Dia melihat kembali Mikasa dan sadar bahwa Mika pasti sedang mencari Rio. Ini akan menjadi acara perjumpaan dia dan Mika yang paling menarik, dan juga menjadi acara perpisahan antara Mika dan Rio. Senyum itu terlihat keji. Dia membalikkan badannya dan Rio, tepat berada dibelakangnya. Mulutnya diikat dengan kain agar dia tidak bersuara sedikitpun, kedua tangannya dipegang dengan kuat oleh pelayan yang berada dipintu masuk tadi. Rio berusaha melepaskan dirinya namun tidak berdaya.
Dia berjalan mendekati Rio dan ujung tongkatnya menancap kuat disalah satu kakinya. Jeritan kesakitan tampak jelas diwajah Rio namun tidak ada satupun suara yang keluar dari mulutnya kecuali geraman. Dia memutar tongkat yang menancap dikaki Rio, dan geraman kesakitan itu semakin jelas terdengar. Keringat membasahi sekujur tubuh Rio, dia berusaha melawan rasa sakitnya dan menjaga kesadarannya.
“Kamu tahu apa konsekuensinya, Rio.” Josh mendekati Rio.
Dia lalu mencabut tongkatnya. Darah segar menyembur keluar dari kaki Rio.
Pelayan itu membuka ikatan mulutnya, tidak ada permohonan ampunan yang keluar dari mulut Rio. Tidak ada teriakan permintaan tolong karena Rio sadar itu adalah hal yang sia – sia.
“Kamu tidak akan pernah mendapatkan Mika !” Josh berbicara dengan penuh amarah.
Suara Rio terdengar serak karena rasa sakit yang dia tahan.
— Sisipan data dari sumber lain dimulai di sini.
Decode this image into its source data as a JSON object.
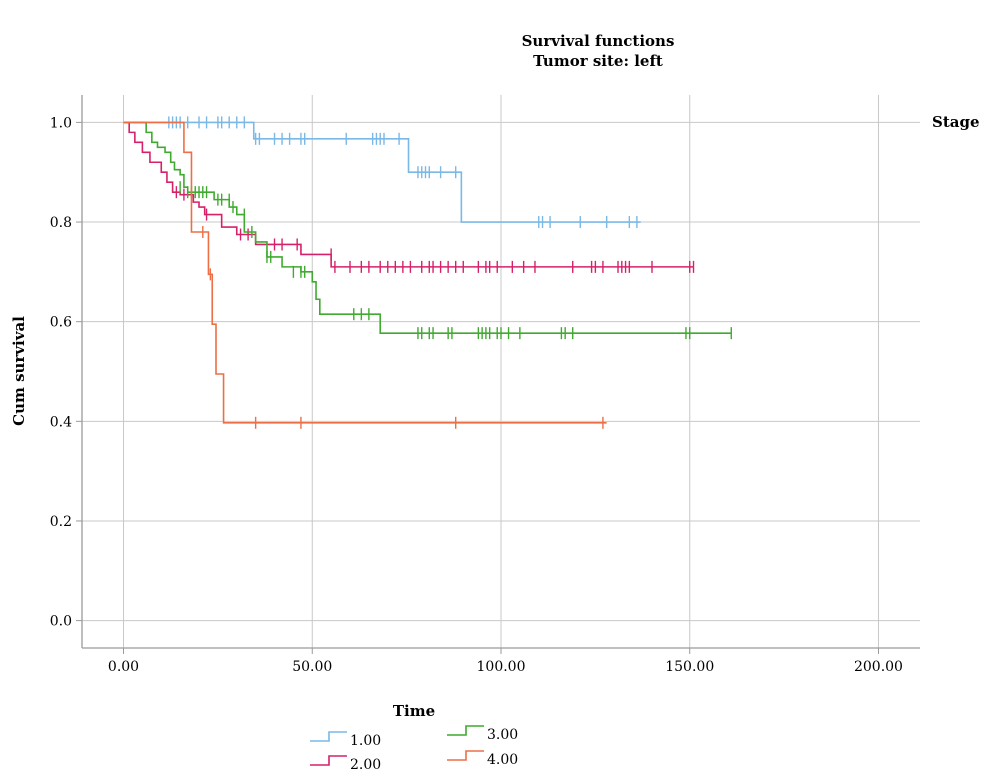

Senyumnya hilang dan wajahnya berubah menjadi dingin. Dipandangi Rio seperti sosok yang sudah tidak berguna. Pelayan itu menendang dengan kuat kedua kaki Rio dan suara tulang patah terdengar jelas. Rio tersungkur tidak berdaya.
Seorang pelayan lainnya membersihkan darah yang berada ditongkat tuannya. Sudah waktunya dia memulai acara ini. Dia akan memberikan salam pembuka kepada semua tamu undangannya dan memulai permainannya.
“Siapapun, jangan Mika.. kumohon.”
Rio akhirnya memohon padanya. Dia mendekati Rio.
Betapa terkejutnya saat Rio melihat sosok tuannya secara langsung. Wajah itu begitu sama dengan Mikasa. Rasa sakit kaki yang patah kalah seketika oleh rasa takut yang menjalar ditubuhnya.
“Tidak ada yang bisa memisahkan aku dengan adikku lagi. Mikasa adalah milikku.”
Kata – kata itu begitu jelas didengar Rio dan sebelum dia sempat mendengarkan lebih banyak, sebuah pukulan kuat menghantam kepala Rio dan semua menjadi gelap.